There was only one year that I remember them blooming. I was six in Australian years. Seven in Chinese years, as Ah Ma would say. A single string of white orchids with a streak of dried blood in the middle. I wanted them so badly, but I left them alone like she said to. I lay outside on the grass instead, watching the sky while she hung clothes on the line, but she told me I would get my clothes and hair all dirty and then who would be the one to get in trouble with Ma? Who would be the one to have to wash them? Har? Har? I tried to help with putting the washing on the line but she told me I didn’t know how to do it right. She rearranged the clothes I had put up so that the underwear and bras were better hidden by the bigger items – shirts and pants and towels. I ran inside and began pulling tissues out of the box on the coffee table, ripping them up and shaping them to make them into airy, white, tiny sets of clothing – day dresses and slips and gowns. They were beautiful. I loved clothes from such a young age and the beautiful women in the magazines who wore them. I saw them as a portal to another world that I would enter when I was grown.

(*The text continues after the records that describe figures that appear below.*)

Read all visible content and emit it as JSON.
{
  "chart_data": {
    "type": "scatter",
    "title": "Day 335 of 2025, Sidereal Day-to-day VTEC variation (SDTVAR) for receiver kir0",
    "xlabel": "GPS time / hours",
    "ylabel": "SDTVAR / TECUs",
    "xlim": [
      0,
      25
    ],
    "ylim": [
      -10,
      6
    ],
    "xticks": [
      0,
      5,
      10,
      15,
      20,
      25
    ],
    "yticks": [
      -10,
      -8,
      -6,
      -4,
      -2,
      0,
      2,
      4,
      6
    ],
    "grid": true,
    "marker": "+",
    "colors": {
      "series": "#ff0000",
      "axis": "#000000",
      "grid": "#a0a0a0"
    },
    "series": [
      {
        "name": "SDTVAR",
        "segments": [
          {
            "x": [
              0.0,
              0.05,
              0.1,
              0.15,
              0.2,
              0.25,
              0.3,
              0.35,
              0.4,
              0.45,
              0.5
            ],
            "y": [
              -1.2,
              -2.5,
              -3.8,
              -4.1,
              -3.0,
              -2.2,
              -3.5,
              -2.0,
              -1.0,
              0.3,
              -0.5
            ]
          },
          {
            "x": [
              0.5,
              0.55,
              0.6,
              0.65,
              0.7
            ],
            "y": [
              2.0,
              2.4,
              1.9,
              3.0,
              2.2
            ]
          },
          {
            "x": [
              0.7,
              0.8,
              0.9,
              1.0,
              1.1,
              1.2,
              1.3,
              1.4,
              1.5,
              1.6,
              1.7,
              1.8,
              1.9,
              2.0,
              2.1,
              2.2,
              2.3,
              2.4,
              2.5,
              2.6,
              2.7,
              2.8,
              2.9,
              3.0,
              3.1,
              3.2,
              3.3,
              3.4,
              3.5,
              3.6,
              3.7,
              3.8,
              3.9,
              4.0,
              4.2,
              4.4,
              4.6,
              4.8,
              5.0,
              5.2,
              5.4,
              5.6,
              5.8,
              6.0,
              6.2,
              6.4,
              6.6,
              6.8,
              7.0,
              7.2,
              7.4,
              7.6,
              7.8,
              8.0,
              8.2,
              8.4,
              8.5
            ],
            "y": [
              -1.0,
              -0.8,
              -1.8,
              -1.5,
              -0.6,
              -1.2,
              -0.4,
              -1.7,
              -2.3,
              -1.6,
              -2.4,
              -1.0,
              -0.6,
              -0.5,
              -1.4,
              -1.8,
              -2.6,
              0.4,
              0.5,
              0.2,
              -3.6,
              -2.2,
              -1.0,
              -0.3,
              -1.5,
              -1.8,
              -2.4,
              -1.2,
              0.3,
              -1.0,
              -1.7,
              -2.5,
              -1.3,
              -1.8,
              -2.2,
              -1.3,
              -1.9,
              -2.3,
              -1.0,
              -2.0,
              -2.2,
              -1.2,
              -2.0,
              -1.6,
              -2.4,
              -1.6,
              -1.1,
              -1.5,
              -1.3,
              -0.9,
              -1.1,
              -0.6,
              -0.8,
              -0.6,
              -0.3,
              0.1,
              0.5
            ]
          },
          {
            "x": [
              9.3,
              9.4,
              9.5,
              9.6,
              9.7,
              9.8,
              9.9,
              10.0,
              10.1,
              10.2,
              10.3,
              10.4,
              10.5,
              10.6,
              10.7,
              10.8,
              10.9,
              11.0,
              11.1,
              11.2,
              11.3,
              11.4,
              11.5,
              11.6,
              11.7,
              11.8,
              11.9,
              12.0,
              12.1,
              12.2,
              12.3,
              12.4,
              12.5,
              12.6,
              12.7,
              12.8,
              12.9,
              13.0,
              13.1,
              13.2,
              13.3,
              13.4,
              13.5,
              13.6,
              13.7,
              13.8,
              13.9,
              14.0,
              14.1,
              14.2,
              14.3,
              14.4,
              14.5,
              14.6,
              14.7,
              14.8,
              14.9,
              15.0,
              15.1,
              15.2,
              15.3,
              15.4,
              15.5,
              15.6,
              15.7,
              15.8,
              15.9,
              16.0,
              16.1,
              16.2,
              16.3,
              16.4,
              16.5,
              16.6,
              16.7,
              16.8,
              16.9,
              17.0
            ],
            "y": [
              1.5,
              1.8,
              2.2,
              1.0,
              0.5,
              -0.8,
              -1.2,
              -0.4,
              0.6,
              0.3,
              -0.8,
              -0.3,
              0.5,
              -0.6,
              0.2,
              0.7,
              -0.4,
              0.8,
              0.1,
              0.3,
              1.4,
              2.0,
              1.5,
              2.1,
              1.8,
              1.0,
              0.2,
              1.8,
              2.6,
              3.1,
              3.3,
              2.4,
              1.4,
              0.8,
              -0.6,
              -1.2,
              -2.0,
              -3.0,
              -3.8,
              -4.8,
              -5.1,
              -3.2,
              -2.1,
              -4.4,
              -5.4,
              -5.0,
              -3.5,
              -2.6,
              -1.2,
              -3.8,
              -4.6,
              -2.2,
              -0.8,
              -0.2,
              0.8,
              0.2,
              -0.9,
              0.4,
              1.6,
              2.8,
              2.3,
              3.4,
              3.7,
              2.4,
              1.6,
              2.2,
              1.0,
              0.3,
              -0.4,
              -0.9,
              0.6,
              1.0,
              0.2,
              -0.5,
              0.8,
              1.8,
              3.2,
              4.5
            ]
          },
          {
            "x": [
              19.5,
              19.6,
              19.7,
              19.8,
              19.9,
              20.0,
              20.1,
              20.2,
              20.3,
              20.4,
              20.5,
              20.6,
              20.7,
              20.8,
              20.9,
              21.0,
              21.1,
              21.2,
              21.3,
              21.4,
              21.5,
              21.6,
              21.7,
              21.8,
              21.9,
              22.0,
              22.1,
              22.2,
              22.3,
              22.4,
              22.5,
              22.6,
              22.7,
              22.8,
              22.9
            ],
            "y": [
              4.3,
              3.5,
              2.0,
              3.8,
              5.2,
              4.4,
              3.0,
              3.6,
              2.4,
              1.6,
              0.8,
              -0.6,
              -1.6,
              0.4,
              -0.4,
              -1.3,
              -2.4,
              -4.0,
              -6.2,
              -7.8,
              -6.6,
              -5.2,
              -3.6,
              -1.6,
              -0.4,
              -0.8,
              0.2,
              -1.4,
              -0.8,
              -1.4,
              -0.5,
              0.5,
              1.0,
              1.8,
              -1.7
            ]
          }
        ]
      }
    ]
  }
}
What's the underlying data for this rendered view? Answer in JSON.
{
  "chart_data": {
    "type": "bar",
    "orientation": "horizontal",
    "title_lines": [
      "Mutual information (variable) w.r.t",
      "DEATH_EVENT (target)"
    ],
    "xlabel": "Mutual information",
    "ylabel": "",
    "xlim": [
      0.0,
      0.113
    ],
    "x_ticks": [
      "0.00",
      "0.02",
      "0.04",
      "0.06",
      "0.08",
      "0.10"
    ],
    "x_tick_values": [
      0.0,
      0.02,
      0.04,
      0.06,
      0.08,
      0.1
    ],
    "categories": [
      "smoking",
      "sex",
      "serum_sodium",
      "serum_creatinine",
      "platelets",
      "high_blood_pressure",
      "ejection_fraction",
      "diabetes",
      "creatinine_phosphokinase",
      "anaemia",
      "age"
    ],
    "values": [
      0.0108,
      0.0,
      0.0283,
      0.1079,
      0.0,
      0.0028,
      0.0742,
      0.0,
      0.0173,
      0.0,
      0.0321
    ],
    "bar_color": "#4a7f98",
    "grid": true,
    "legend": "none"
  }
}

Ah Ma came back in the house with an empty basket. She looked for me and found me sitting on the floor by the coffee table with my ‘clothes’. I looked up at her and that’s when I saw the mess I had made. Tissue-paper fragments had fallen everywhere like new snow, and I knew I wouldn’t get away with it. She came over and ripped up the clothes I had made, screaming about how she had turned away for only a second and already I had made the house look like kiam chye and who would pay for it? Her. I was crying because she was always ruining everything. And then she began cleaning up the mess I had made ostentatiously as if to show me how much my very existence oppressed her. That was it. I ran to the garden and there were the white orchids looking at me. I took them into my hands and ripped them up into tiny pieces except one which I saved and wore in my hair like a woman from a shampoo advertisement. I looked into the mirror of the glass sliding door, admiring myself, when my reflection darkened and disappeared. Ah Ma snatched the door open and in her hand was her skinniest and longest bamboo ti nah. Skinny for speed and long for reaching my body as I ran. I ran and ran and ran all over the garden while she chased me and then I was backed up against the gate. I opened the gate to the front yard and ran onto the street and then the road. She was screaming my name and her brown skin had turned grey. A car skimmed past me and then another was honking at me – a sonic ‘no’ that terrified me. I ran back into the backyard and Ah Ma locked the gate while I cried. And then, as tired out as we both were, she still found it in her heart to beat me. I sayang you, she was saying as she did. You might think I hate you when I hit you. No. I sayang you.